Yesterday, at Church180, we continued our quest to figure out how to connect to God!
We started off by showing this video:
And then we asked these questions…
- What have we done that the first question people are asking us when we tell them about church is, “What do I wear?”
- What have we done that the first thing people think about when they think about Christians is all the things they’ll have to stop doing and the things they’ll have to start doing if they are a Christian?
- How have we taken something called, “the gospel” which literally means, “good news” and turned it into something that sounds like anything but good news?
The answer to this question is fairly simple… and heartbreaking…
We’ve come under the control of the “Tyranny of Trying.”
In other words… we’ve bought into the idea that we connect with God because of what we do or don’t do (including how we dress on Sunday)!
This bad theology is not a new one. In fact, it’s the primary reason that St. Paul wrote a letter to the church in the city of Galatia! Fairly early on in his letter he had this to say:
Oh, foolish Galatians! Who has cast an evil spell on you? For the meaning of Jesus Christ’s death was made as clear to you as if you had seen a picture of his death on the cross. Let me ask you this one question: Did you receive the Holy Spirit by obeying the law of Moses? Of course not! You received the Spirit because you believed the message you heard about Christ. How foolish can you be? After starting your new lives in the Spirit, why are you now trying to become perfect by your own human effort? I ask you again, does God give you the Holy Spirit and work miracles among you because you obey the law? Of course not! It is because you believe the message you heard about Christ. (Galatians 3:1-5 NLT)
These early Christians were trying to connect to God based on the things they were doing/not doing! Paul called them “foolish” and told them to STOP IT!
I shared a quote from Tim Keller’s book, Reason for God, that gets ALL OVER this matter:
“It is possible to avoid Jesus as Savior as much by keeping all the Biblical rules as by breaking them.
Both religion (in which you build your identity on your moral achievements) and irreligion (in which you build your identity on some other secular pursuit or relationship) are, ultimately, spiritually identical courses to take. Both are ‘sin.’
Self-salvation through good works may produce a good deal of moral behavior in your life, but inside you are filled with self-righteousness, cruelty, and bigotry, and you are miserable.
You are always comparing yourself to other people, and you are never sure you are being good enough.
You cannot, therefore, deal with your hideousness and self-absorption through the moral law, by trying to be a good person through an act of the will.
You need a complete transformation of the very motives of the heart.
The devil, if anything, prefers Pharisees – men and women who try to save themselves.

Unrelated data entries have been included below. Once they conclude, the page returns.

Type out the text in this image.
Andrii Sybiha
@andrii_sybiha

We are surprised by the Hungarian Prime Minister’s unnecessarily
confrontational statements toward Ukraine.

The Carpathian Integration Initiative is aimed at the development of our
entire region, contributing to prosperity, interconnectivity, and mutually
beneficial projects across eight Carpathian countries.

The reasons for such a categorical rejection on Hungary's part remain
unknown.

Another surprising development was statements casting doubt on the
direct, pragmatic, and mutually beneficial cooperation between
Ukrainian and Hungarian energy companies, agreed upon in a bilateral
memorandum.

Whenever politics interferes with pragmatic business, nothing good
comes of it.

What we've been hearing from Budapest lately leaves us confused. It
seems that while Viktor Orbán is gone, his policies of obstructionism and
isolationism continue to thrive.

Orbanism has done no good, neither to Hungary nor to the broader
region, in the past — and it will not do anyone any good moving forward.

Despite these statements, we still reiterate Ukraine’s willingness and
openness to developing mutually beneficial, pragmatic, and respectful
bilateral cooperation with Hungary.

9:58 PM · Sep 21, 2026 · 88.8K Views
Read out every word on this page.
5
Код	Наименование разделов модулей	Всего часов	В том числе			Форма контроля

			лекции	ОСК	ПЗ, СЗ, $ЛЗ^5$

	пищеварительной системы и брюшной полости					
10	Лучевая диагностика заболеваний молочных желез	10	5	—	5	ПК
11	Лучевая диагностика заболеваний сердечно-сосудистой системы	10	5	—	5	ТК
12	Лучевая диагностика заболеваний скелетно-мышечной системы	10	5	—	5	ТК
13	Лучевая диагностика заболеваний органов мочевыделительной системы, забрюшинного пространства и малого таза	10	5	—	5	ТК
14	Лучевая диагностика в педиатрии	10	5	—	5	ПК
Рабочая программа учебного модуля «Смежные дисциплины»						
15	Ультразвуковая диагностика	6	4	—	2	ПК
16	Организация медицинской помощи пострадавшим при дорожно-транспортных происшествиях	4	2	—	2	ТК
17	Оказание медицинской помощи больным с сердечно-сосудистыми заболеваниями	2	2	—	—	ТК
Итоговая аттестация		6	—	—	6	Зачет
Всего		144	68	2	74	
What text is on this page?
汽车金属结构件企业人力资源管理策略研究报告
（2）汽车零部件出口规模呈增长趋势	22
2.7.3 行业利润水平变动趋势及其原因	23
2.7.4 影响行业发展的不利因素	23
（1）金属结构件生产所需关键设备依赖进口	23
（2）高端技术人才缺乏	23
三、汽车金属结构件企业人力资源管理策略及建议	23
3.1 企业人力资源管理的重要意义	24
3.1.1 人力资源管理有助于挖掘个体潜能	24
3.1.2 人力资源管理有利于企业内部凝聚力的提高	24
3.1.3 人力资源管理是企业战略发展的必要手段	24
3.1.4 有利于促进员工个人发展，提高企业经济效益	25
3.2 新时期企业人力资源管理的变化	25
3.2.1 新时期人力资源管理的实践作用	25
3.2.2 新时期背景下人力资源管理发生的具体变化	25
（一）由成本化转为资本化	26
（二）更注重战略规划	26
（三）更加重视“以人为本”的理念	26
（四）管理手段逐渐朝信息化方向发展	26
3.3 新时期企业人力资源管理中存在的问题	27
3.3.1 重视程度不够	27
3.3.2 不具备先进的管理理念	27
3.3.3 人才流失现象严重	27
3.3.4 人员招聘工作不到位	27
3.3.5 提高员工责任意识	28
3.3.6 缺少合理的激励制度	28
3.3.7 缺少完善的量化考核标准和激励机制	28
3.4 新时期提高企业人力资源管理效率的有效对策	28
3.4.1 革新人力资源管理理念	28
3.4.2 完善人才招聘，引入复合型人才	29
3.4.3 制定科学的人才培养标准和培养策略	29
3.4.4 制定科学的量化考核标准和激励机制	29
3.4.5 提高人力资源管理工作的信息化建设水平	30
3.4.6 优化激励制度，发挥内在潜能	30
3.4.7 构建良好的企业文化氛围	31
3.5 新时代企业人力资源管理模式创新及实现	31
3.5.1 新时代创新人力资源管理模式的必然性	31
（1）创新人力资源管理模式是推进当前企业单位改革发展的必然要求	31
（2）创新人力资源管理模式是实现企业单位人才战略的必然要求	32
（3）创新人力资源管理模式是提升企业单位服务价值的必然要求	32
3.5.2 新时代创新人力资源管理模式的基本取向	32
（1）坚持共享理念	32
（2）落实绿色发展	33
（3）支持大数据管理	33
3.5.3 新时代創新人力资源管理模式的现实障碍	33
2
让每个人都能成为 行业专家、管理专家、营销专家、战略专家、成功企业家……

They are more unhappy than either mature Christians or irreligious people, and they do a lot more spiritual damage.”
What do you think about what he said?
Seriously, I think that some of the crankiest people I know are men and women who are trying to save themselves by “trying harder.”
Folks who are “trying harder” or “trying my best” may have religion… but they are not Christians.
St. Paul says that we’re connected to God NOT because of what we DO but because of who we TRUST!
So what does that look like? How does a Christian connect to God?
Here’s what St. Paul wrote:
“My old self has been crucified with Christ. It is no longer I who live, but Christ lives in me. So I live in this earthly body by trusting in the Son of God, who loved me and gave himself for me.” (Galatians 2:16-20 NLT)
This is how Christians live! By listening to and following the leadership of the Spirit of God inside of us. He loves us. We trust Him. We speaks… we trust Him. We asks us to stop… we trust Him enough to stop. He tells us to go… we trust Him enough to go.
My prayer for Church180 is that we will be a church filled with men and women who trust God and let Him lead our lives… and in the process begin changing the questions that people ask about church and Christians!
Let’s change it from “What do I wear” to “How can I become one?”
That’ll happen when we stop trying so hard to save ourselves and simply start trusting the leadership of the Spirit of God who lives inside of us when we trust Jesus to connect us to God!